The first time I climbed this route, I used a small flake high up on the arête which I felt to be br6b, so this combined with the potential nastiness of a fall, it seemed logical to give the route E7 6b. Unfortunately, when Tom followed up afterwards he snapped the flake off but managed to find another sequence up this section- don’t worry potential onsighters, I am not giving anything away!
A week later, I repeated the route for the camera using the new sequence, and it actually felt easier although may possibly be harder to read….hence why I am now confused as to whether the route now warrants E6 or E7, especially considering the fact that I had pre-inspected the line and had full awareness of the terrain ahead. Nevertheless, a 3 star route with a mind-blowing top-out…

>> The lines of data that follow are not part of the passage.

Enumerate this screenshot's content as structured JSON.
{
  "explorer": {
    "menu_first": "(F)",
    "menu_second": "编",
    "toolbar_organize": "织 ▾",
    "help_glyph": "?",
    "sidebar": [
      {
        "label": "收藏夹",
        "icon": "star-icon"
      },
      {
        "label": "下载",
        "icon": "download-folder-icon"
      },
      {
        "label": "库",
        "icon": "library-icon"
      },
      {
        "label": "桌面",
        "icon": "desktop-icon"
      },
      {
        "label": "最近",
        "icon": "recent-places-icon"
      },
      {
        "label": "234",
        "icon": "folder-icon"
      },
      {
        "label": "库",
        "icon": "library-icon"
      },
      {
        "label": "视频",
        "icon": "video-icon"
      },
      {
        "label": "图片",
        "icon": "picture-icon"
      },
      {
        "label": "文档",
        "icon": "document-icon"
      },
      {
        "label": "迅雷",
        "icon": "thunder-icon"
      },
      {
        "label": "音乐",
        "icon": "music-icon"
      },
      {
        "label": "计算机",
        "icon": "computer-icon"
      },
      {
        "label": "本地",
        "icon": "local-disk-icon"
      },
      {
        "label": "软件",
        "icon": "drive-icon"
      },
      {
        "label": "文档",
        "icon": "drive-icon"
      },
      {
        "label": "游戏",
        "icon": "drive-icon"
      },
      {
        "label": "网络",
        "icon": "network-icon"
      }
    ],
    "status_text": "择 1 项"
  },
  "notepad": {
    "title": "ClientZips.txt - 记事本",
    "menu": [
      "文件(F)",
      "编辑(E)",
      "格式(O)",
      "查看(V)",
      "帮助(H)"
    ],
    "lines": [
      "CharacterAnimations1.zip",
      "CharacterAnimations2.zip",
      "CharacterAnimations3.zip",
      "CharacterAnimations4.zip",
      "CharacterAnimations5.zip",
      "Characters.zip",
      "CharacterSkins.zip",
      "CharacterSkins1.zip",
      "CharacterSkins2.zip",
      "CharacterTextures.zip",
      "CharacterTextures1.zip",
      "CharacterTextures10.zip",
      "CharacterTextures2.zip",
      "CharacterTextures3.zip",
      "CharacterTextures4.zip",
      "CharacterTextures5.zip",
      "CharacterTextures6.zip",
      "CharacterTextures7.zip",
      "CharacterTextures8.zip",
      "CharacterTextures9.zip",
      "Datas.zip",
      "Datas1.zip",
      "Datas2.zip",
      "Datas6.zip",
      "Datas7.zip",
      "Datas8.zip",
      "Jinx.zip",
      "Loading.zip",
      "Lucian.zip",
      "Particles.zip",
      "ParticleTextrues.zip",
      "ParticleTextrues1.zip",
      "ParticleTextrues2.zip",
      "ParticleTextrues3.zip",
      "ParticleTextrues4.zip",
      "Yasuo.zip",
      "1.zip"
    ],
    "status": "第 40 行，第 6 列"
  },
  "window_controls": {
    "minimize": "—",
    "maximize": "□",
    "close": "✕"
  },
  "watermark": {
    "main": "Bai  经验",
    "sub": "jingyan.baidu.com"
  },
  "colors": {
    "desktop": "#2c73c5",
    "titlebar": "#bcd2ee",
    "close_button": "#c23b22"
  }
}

. The "interesting" bit of Ajare (photo: J.Watson)
Headpointing routes has never really interested me, but on this crag, I finally discovered the line that will really turn me to the Dark Side…take a 15 metre finger crack, tilt it at 40 degrees, throw a roof in the middle, make the crack flared at it’s steepest section and you’ve got some idea of how impressive (and desperate) this project looks. So far it’s taken me two days to clean it and another day of aiding up it (with about twenty bits of gear) to play with the moves. It’s going to be hard work but I am absolutely smitten. Unfortunately, it’s been a month since I was last on it and the weather is starting to turn so it could be next year before I am back on it.